The next questions are, can a reduced response to a standard lifestyle intervention in individuals with the identified high-risk phenotype be overcome by an intensified lifestyle intervention? In all of our participants with prediabetes, change in body fat mass was not associated with the change in 2 h glucose levels (p = 0.15); however, in the high-risk group, a larger decrease of body fat mass correlated with a larger decrease of 2 h glucose levels (p = 0.04, data no shown). Although these findings do not prove that a more intensified intervention is more effective in the high-risk group, they support that it is worth testing this hypothesis in a future study. Furthermore, individuals with the low-risk phenotype may not necessarily require lifestyle intervention, as information about a healthy lifestyle may be sufficient to make them change their lifestyle to prevent progression to diabetes. These questions can only be answered by a randomised and controlled clinical trial. Consequently, we have started the German Prediabetes Lifestyle Intervention Study (PLIS) in eight centres throughout Germany. A total of 1,000 individuals with prediabetes are being phenotyped for insulin secretion, insulin sensitivity and NAFLD at baseline. Subsequently, participants with the high-risk phenotype are being randomly assigned to a standard and an intensified lifestyle intervention, while individuals with the low-risk phenotype are being randomly assigned to a standard intervention or no intervention (ClinicalTrials.gov, NCT01947595).

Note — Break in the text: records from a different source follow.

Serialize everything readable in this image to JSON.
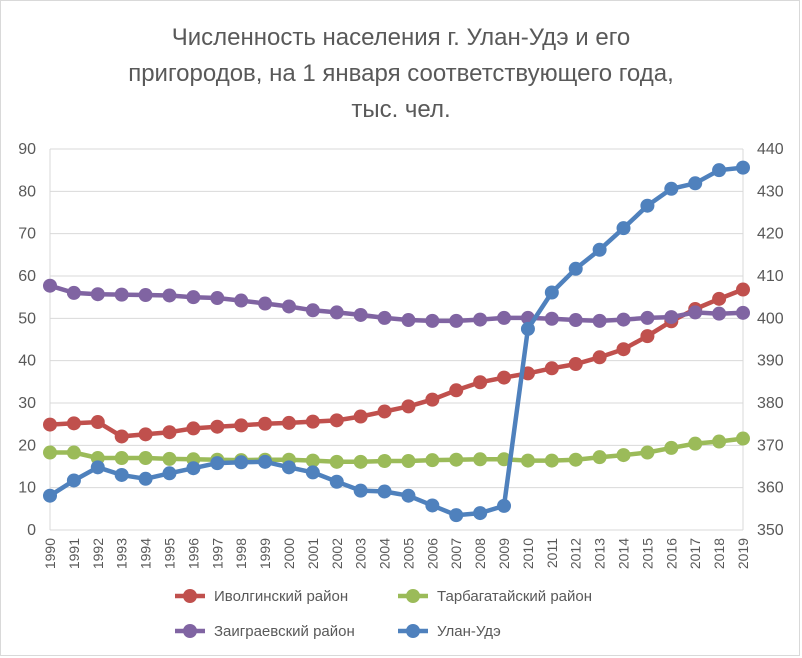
{
  "chart_data": {
    "type": "line",
    "title_lines": [
      "Численность населения г. Улан-Удэ и его",
      "пригородов, на 1 января соответствующего года,",
      "тыс. чел."
    ],
    "x": [
      "1990",
      "1991",
      "1992",
      "1993",
      "1994",
      "1995",
      "1996",
      "1997",
      "1998",
      "1999",
      "2000",
      "2001",
      "2002",
      "2003",
      "2004",
      "2005",
      "2006",
      "2007",
      "2008",
      "2009",
      "2010",
      "2011",
      "2012",
      "2013",
      "2014",
      "2015",
      "2016",
      "2017",
      "2018",
      "2019"
    ],
    "y_left": {
      "range": [
        0,
        90
      ],
      "ticks": [
        "0",
        "10",
        "20",
        "30",
        "40",
        "50",
        "60",
        "70",
        "80",
        "90"
      ]
    },
    "y_right": {
      "range": [
        350,
        440
      ],
      "ticks": [
        "350",
        "360",
        "370",
        "380",
        "390",
        "400",
        "410",
        "420",
        "430",
        "440"
      ]
    },
    "grid": "horizontal",
    "legend_position": "bottom",
    "series": [
      {
        "name": "Иволгинский район",
        "axis": "left",
        "color": "#c0504d",
        "values": [
          24.9,
          25.2,
          25.5,
          22.1,
          22.6,
          23.1,
          24.0,
          24.4,
          24.7,
          25.1,
          25.3,
          25.6,
          25.9,
          26.8,
          28.0,
          29.2,
          30.8,
          33.0,
          34.9,
          36.0,
          37.0,
          38.2,
          39.2,
          40.8,
          42.7,
          45.8,
          49.3,
          52.2,
          54.6,
          56.8
        ]
      },
      {
        "name": "Тарбагатайский район",
        "axis": "left",
        "color": "#9bbb59",
        "values": [
          18.3,
          18.3,
          17.0,
          17.0,
          17.0,
          16.8,
          16.7,
          16.6,
          16.5,
          16.6,
          16.6,
          16.4,
          16.1,
          16.1,
          16.3,
          16.3,
          16.5,
          16.6,
          16.7,
          16.7,
          16.4,
          16.4,
          16.6,
          17.2,
          17.7,
          18.3,
          19.4,
          20.4,
          20.9,
          21.6
        ]
      },
      {
        "name": "Заиграевский район",
        "axis": "left",
        "color": "#8064a2",
        "values": [
          57.7,
          56.0,
          55.7,
          55.6,
          55.5,
          55.4,
          55.0,
          54.8,
          54.2,
          53.5,
          52.8,
          51.9,
          51.4,
          50.8,
          50.1,
          49.6,
          49.4,
          49.4,
          49.7,
          50.1,
          50.1,
          49.9,
          49.6,
          49.4,
          49.7,
          50.1,
          50.3,
          51.4,
          51.1,
          51.3
        ]
      },
      {
        "name": "Улан-Удэ",
        "axis": "right",
        "color": "#4f81bd",
        "values": [
          358.1,
          361.7,
          364.8,
          363.0,
          362.1,
          363.4,
          364.6,
          365.8,
          366.0,
          366.1,
          364.8,
          363.6,
          361.4,
          359.3,
          359.1,
          358.1,
          355.8,
          353.5,
          354.0,
          355.7,
          397.5,
          406.1,
          411.7,
          416.2,
          421.3,
          426.6,
          430.6,
          431.9,
          435.0,
          435.6
        ]
      }
    ]
  }
}
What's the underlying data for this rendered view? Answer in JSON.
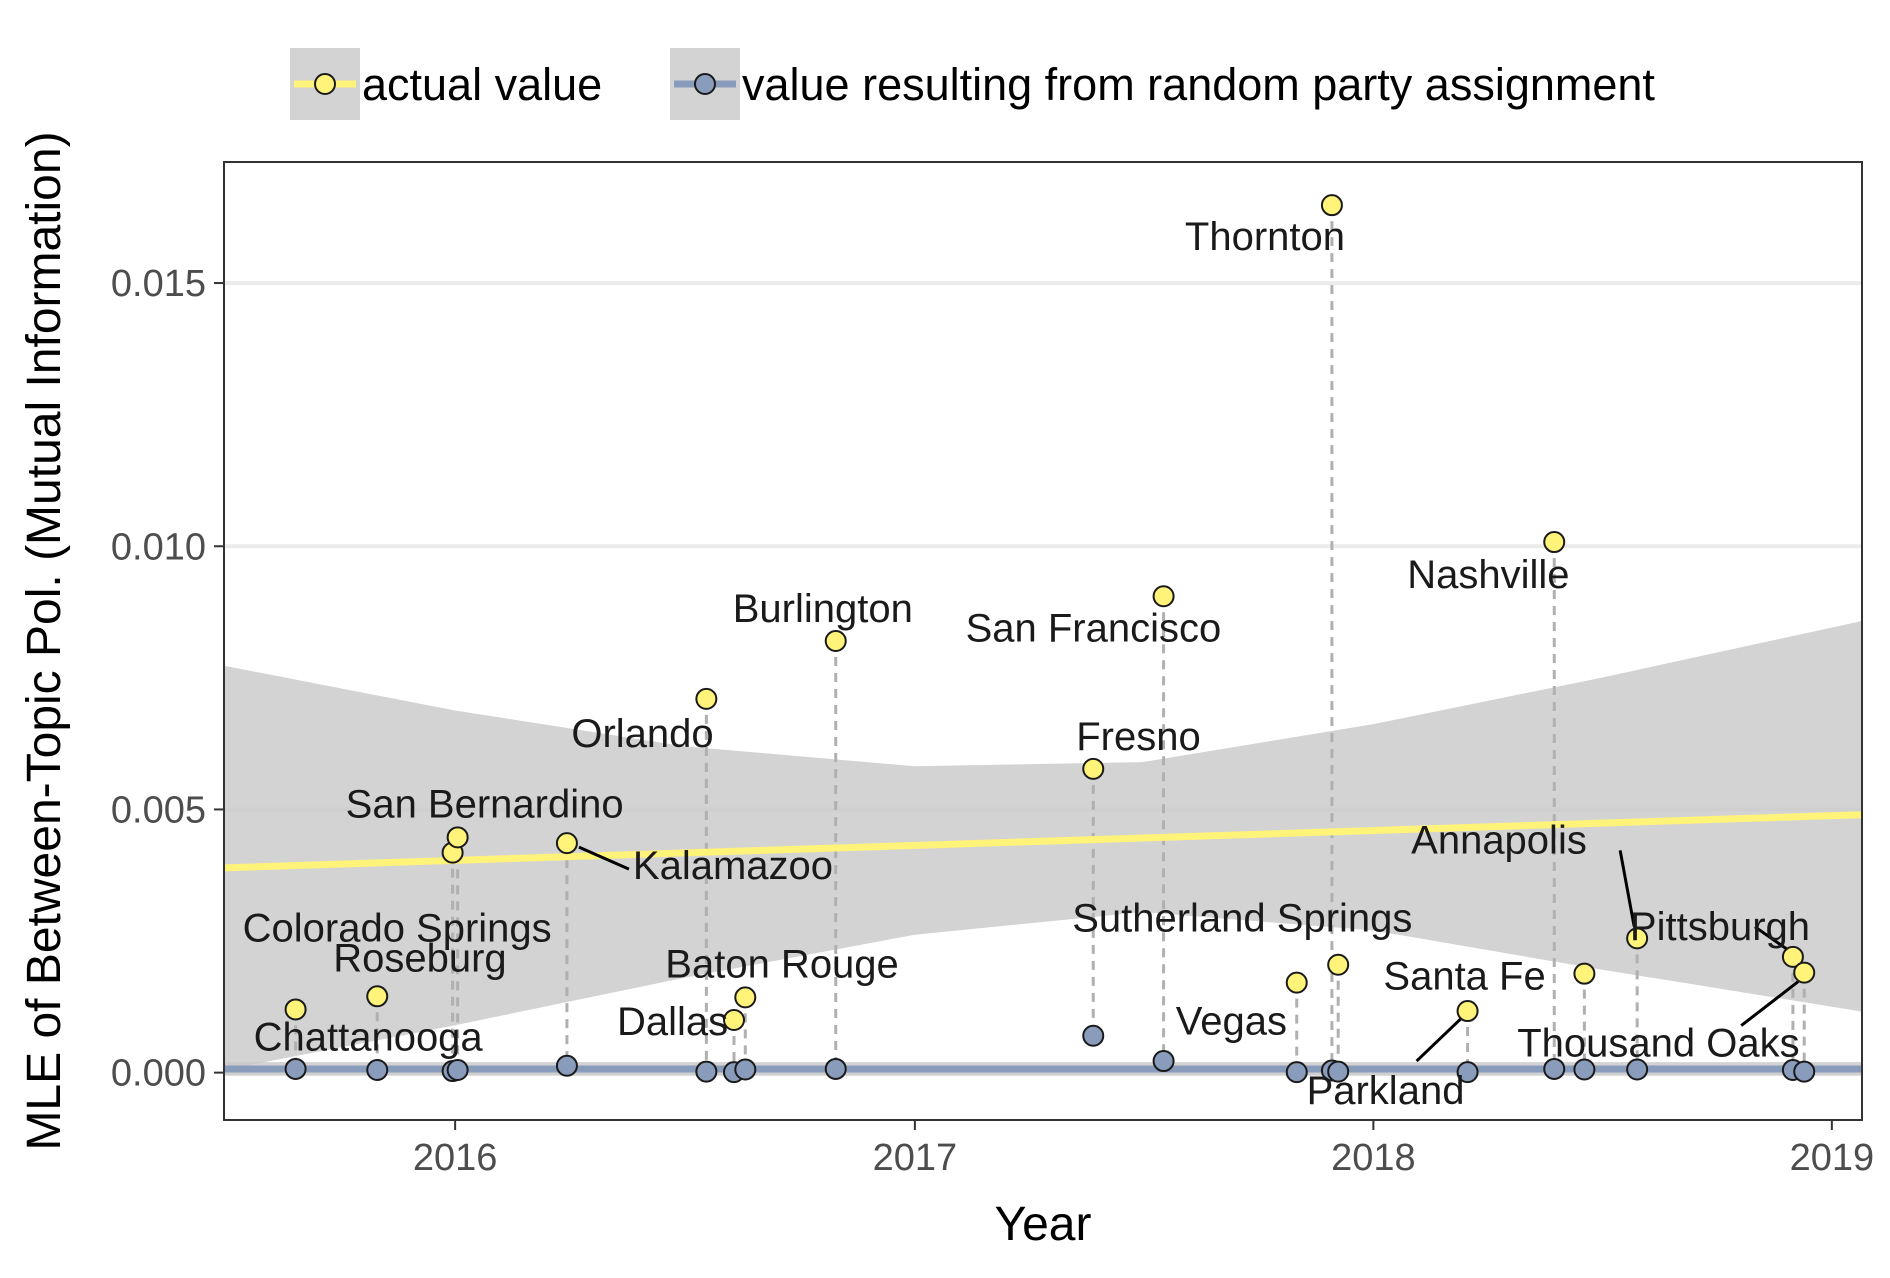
{
  "chart_data": {
    "type": "scatter",
    "xlabel": "Year",
    "ylabel": "MLE of Between-Topic Pol. (Mutual Information)",
    "xlim": [
      "2015-07-01",
      "2019-01-25"
    ],
    "ylim": [
      -0.0009,
      0.0173
    ],
    "x_ticks": [
      {
        "date": "2016-01-01",
        "label": "2016"
      },
      {
        "date": "2017-01-01",
        "label": "2017"
      },
      {
        "date": "2018-01-01",
        "label": "2018"
      },
      {
        "date": "2019-01-01",
        "label": "2019"
      }
    ],
    "y_ticks": [
      {
        "value": 0.0,
        "label": "0.000"
      },
      {
        "value": 0.005,
        "label": "0.005"
      },
      {
        "value": 0.01,
        "label": "0.010"
      },
      {
        "value": 0.015,
        "label": "0.015"
      }
    ],
    "grid": true,
    "legend": {
      "placement": "top",
      "entries": [
        {
          "label": "actual value",
          "color": "#fff37a",
          "line_color": "#fff37a"
        },
        {
          "label": "value resulting from random party assignment",
          "color": "#8a9cbb",
          "line_color": "#8a9cbb"
        }
      ]
    },
    "series": [
      {
        "name": "actual value",
        "color": "#fff37a",
        "points": [
          {
            "date": "2015-08-27",
            "value": 0.0012
          },
          {
            "date": "2015-10-31",
            "value": 0.00145
          },
          {
            "date": "2015-12-30",
            "value": 0.00418
          },
          {
            "date": "2016-01-03",
            "value": 0.00447
          },
          {
            "date": "2016-03-30",
            "value": 0.00436
          },
          {
            "date": "2016-07-19",
            "value": 0.0071
          },
          {
            "date": "2016-08-10",
            "value": 0.001
          },
          {
            "date": "2016-08-19",
            "value": 0.00143
          },
          {
            "date": "2016-10-30",
            "value": 0.0082
          },
          {
            "date": "2017-05-23",
            "value": 0.00577
          },
          {
            "date": "2017-07-18",
            "value": 0.00905
          },
          {
            "date": "2017-11-01",
            "value": 0.00171
          },
          {
            "date": "2017-11-29",
            "value": 0.01648
          },
          {
            "date": "2017-12-04",
            "value": 0.00205
          },
          {
            "date": "2018-03-17",
            "value": 0.00117
          },
          {
            "date": "2018-05-25",
            "value": 0.01008
          },
          {
            "date": "2018-06-18",
            "value": 0.00188
          },
          {
            "date": "2018-07-30",
            "value": 0.00255
          },
          {
            "date": "2018-12-01",
            "value": 0.0022
          },
          {
            "date": "2018-12-10",
            "value": 0.0019
          }
        ],
        "trend": {
          "start": {
            "date": "2015-07-01",
            "value": 0.00389
          },
          "end": {
            "date": "2019-01-25",
            "value": 0.0049
          },
          "band_upper": [
            {
              "date": "2015-07-01",
              "value": 0.00773
            },
            {
              "date": "2016-01-01",
              "value": 0.00688
            },
            {
              "date": "2016-07-01",
              "value": 0.0062
            },
            {
              "date": "2017-01-01",
              "value": 0.00582
            },
            {
              "date": "2017-07-01",
              "value": 0.0059
            },
            {
              "date": "2018-01-01",
              "value": 0.00662
            },
            {
              "date": "2018-07-01",
              "value": 0.0075
            },
            {
              "date": "2019-01-25",
              "value": 0.00858
            }
          ],
          "band_lower": [
            {
              "date": "2015-07-01",
              "value": 5e-05
            },
            {
              "date": "2016-01-01",
              "value": 0.0009
            },
            {
              "date": "2016-07-01",
              "value": 0.0018
            },
            {
              "date": "2017-01-01",
              "value": 0.00262
            },
            {
              "date": "2017-07-01",
              "value": 0.00305
            },
            {
              "date": "2018-01-01",
              "value": 0.0027
            },
            {
              "date": "2018-07-01",
              "value": 0.00196
            },
            {
              "date": "2019-01-25",
              "value": 0.00116
            }
          ]
        }
      },
      {
        "name": "value resulting from random party assignment",
        "color": "#8a9cbb",
        "points": [
          {
            "date": "2015-08-27",
            "value": 7e-05
          },
          {
            "date": "2015-10-31",
            "value": 5e-05
          },
          {
            "date": "2015-12-30",
            "value": 3e-05
          },
          {
            "date": "2016-01-03",
            "value": 5e-05
          },
          {
            "date": "2016-03-30",
            "value": 0.00013
          },
          {
            "date": "2016-07-19",
            "value": 2e-05
          },
          {
            "date": "2016-08-10",
            "value": 1e-05
          },
          {
            "date": "2016-08-19",
            "value": 6e-05
          },
          {
            "date": "2016-10-30",
            "value": 7e-05
          },
          {
            "date": "2017-05-23",
            "value": 0.0007
          },
          {
            "date": "2017-07-18",
            "value": 0.00022
          },
          {
            "date": "2017-11-01",
            "value": 1e-05
          },
          {
            "date": "2017-11-29",
            "value": 4e-05
          },
          {
            "date": "2017-12-04",
            "value": 2e-05
          },
          {
            "date": "2018-03-17",
            "value": 1e-05
          },
          {
            "date": "2018-05-25",
            "value": 7e-05
          },
          {
            "date": "2018-06-18",
            "value": 6e-05
          },
          {
            "date": "2018-07-30",
            "value": 6e-05
          },
          {
            "date": "2018-12-01",
            "value": 5e-05
          },
          {
            "date": "2018-12-10",
            "value": 2e-05
          }
        ],
        "trend": {
          "start": {
            "date": "2015-07-01",
            "value": 7e-05
          },
          "end": {
            "date": "2019-01-25",
            "value": 7e-05
          },
          "band_upper": [
            {
              "date": "2015-07-01",
              "value": 0.0002
            },
            {
              "date": "2019-01-25",
              "value": 0.0002
            }
          ],
          "band_lower": [
            {
              "date": "2015-07-01",
              "value": -6e-05
            },
            {
              "date": "2019-01-25",
              "value": -6e-05
            }
          ]
        }
      }
    ],
    "annotations": [
      {
        "text": "Chattanooga",
        "date": "2015-08-27",
        "value": 0.0012
      },
      {
        "text": "Roseburg",
        "date": "2015-10-31",
        "value": 0.00145
      },
      {
        "text": "Colorado Springs",
        "date": "2015-12-30",
        "value": 0.00418
      },
      {
        "text": "San Bernardino",
        "date": "2016-01-03",
        "value": 0.00447
      },
      {
        "text": "Kalamazoo",
        "date": "2016-03-30",
        "value": 0.00436
      },
      {
        "text": "Orlando",
        "date": "2016-07-19",
        "value": 0.0071
      },
      {
        "text": "Dallas",
        "date": "2016-08-10",
        "value": 0.001
      },
      {
        "text": "Baton Rouge",
        "date": "2016-08-19",
        "value": 0.00143
      },
      {
        "text": "Burlington",
        "date": "2016-10-30",
        "value": 0.0082
      },
      {
        "text": "Fresno",
        "date": "2017-05-23",
        "value": 0.00577
      },
      {
        "text": "San Francisco",
        "date": "2017-07-18",
        "value": 0.00905
      },
      {
        "text": "Vegas",
        "date": "2017-11-01",
        "value": 0.00171
      },
      {
        "text": "Thornton",
        "date": "2017-11-29",
        "value": 0.01648
      },
      {
        "text": "Sutherland Springs",
        "date": "2017-12-04",
        "value": 0.00205
      },
      {
        "text": "Parkland",
        "date": "2018-03-17",
        "value": 0.00117
      },
      {
        "text": "Nashville",
        "date": "2018-05-25",
        "value": 0.01008
      },
      {
        "text": "Santa Fe",
        "date": "2018-06-18",
        "value": 0.00188
      },
      {
        "text": "Annapolis",
        "date": "2018-07-30",
        "value": 0.00255
      },
      {
        "text": "Pittsburgh",
        "date": "2018-12-01",
        "value": 0.0022
      },
      {
        "text": "Thousand Oaks",
        "date": "2018-12-10",
        "value": 0.0019
      }
    ]
  }
}
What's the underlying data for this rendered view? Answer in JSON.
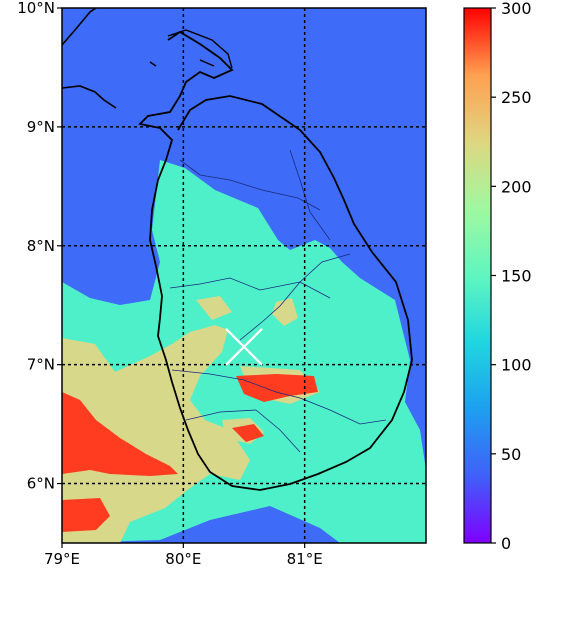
{
  "chart_data": {
    "type": "heatmap",
    "title": "",
    "xlabel": "",
    "ylabel": "",
    "lon_range": [
      79,
      82
    ],
    "lat_range": [
      5.5,
      10
    ],
    "x_ticks": [
      {
        "value": 79,
        "label": "79°E"
      },
      {
        "value": 80,
        "label": "80°E"
      },
      {
        "value": 81,
        "label": "81°E"
      }
    ],
    "y_ticks": [
      {
        "value": 10,
        "label": "10°N"
      },
      {
        "value": 9,
        "label": "9°N"
      },
      {
        "value": 8,
        "label": "8°N"
      },
      {
        "value": 7,
        "label": "7°N"
      },
      {
        "value": 6,
        "label": "6°N"
      }
    ],
    "gridlines": {
      "lon": [
        80,
        81
      ],
      "lat": [
        9,
        8,
        7,
        6
      ],
      "style": "dotted"
    },
    "colorbar": {
      "min": 0,
      "max": 300,
      "colormap": "rainbow",
      "ticks": [
        {
          "value": 300,
          "label": "300"
        },
        {
          "value": 250,
          "label": "250"
        },
        {
          "value": 200,
          "label": "200"
        },
        {
          "value": 150,
          "label": "150"
        },
        {
          "value": 100,
          "label": "100"
        },
        {
          "value": 50,
          "label": "50"
        },
        {
          "value": 0,
          "label": "0"
        }
      ]
    },
    "marker": {
      "symbol": "x",
      "lon": 80.5,
      "lat": 7.15,
      "color": "#ffffff"
    },
    "background_level": 40,
    "levels": [
      {
        "value": 40,
        "color": "#3e6bf7"
      },
      {
        "value": 120,
        "color": "#4ef0c9"
      },
      {
        "value": 200,
        "color": "#d7d88a"
      },
      {
        "value": 280,
        "color": "#ff3b20"
      }
    ]
  }
}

In conclusion, we found that stratification of individuals with prediabetes at baseline into a high-risk and a low-risk phenotype, based on corrected insulin secretion and insulin-resistant NAFLD, may help to assess the effectiveness of a lifestyle intervention to revert individuals to NGR. This phenotyping approach may help not only to estimate the effectiveness of a lifestyle intervention to prevent type 2 diabetes but also to provide a more intensified intervention to the people with the highest risk for diabetes.